In essence, we developed and implemented a range of “scanning probe” techniques to measure functional (electrochemical) information during metal dissolution with unprecedented spatial resolution, which is broadly relevant for corrosion applications. We effectively showed that this novel approach is generally applicable to the degradation of polycrystalline metals by applying it to study the corrosion of zinc and iron. In addition, we adapted the “scanning probe” technology to explore local properties of the double layer on metal interfaces, thereby complementing the toolbox of local electrochemical methods for materials characterization.

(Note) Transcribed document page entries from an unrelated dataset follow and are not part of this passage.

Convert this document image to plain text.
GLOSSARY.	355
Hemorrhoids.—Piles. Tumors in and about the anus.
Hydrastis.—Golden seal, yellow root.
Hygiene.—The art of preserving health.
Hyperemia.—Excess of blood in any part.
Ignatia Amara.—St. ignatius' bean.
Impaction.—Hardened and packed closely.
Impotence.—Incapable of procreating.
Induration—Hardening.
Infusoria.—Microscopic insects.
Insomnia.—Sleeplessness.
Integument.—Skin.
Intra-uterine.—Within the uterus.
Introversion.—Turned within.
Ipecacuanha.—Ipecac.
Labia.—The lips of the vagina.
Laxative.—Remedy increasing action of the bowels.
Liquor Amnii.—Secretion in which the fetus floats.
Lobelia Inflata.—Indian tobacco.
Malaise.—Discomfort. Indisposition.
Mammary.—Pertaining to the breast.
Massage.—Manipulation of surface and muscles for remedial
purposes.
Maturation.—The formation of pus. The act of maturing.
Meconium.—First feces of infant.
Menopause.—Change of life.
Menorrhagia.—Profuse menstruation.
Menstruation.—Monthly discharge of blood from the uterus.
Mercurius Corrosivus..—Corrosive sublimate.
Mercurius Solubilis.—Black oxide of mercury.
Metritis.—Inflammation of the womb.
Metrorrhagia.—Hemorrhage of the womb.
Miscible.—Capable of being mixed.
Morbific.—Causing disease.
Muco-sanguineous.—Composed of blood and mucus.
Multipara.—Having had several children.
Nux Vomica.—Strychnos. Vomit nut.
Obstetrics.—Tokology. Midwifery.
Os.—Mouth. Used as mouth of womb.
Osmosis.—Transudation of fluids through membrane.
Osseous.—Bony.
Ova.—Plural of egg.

L. C. Yule et al., “Nanoscale Active Sites for the Hydrogen Evolution Reaction on Low Carbon Steel”, The Journal of Physical Chemistry C, 2019, 123 (39), 24146-24155.
L. C. Yule et al., “Nanoscale electrochemical visualization of grain-dependent anodic iron dissolution from low carbon steel”, Electrochimica Acta, 2020, 332, 135267.
V. Shkirskiy et al., “Scanning Electrochemical Cell Microscopy and Correlative Surface Structural Analysis to Map Anodic and Cathodic Reactions on Polycrystalline Zn in Acid Media”, Journal of The Electrochemical Society, 2020, 167 (4), 041507
The latter study produced a lot of interest, with presentation given on international conference dedicated to corrosion “Eurocorr2019” (Seville, Spain).
After completing these works, significant focus was given to further development of “scanning probe” techniques, specifically to the investigation of properties of double layer on metal interfaces. This allowed us to interrogate minute structural features of double layer of gold nanoparticles. This work was disseminated via publication:
V. Shkirskiy et al., “Nanoscale Electrochemical Impedance Measurements in Scanning Ion Conductance Microscopy”, submitted to ACS Analytical Chemistry.
Over the project period, one review article was published addressing various aspects of the use of the “scanning probe”:
C. L. Bentley et al., “Nanoscale electrochemical mapping”, ACS Analytical Chemistry, 2018, 91 (1), 84-108.
In summary, this project led to the development of novel methodologies for probing metal interfaces. The “scanning probe” techniques have been used to investigate a range of phenomena in corrosion complemented with quantum mechanical modeling.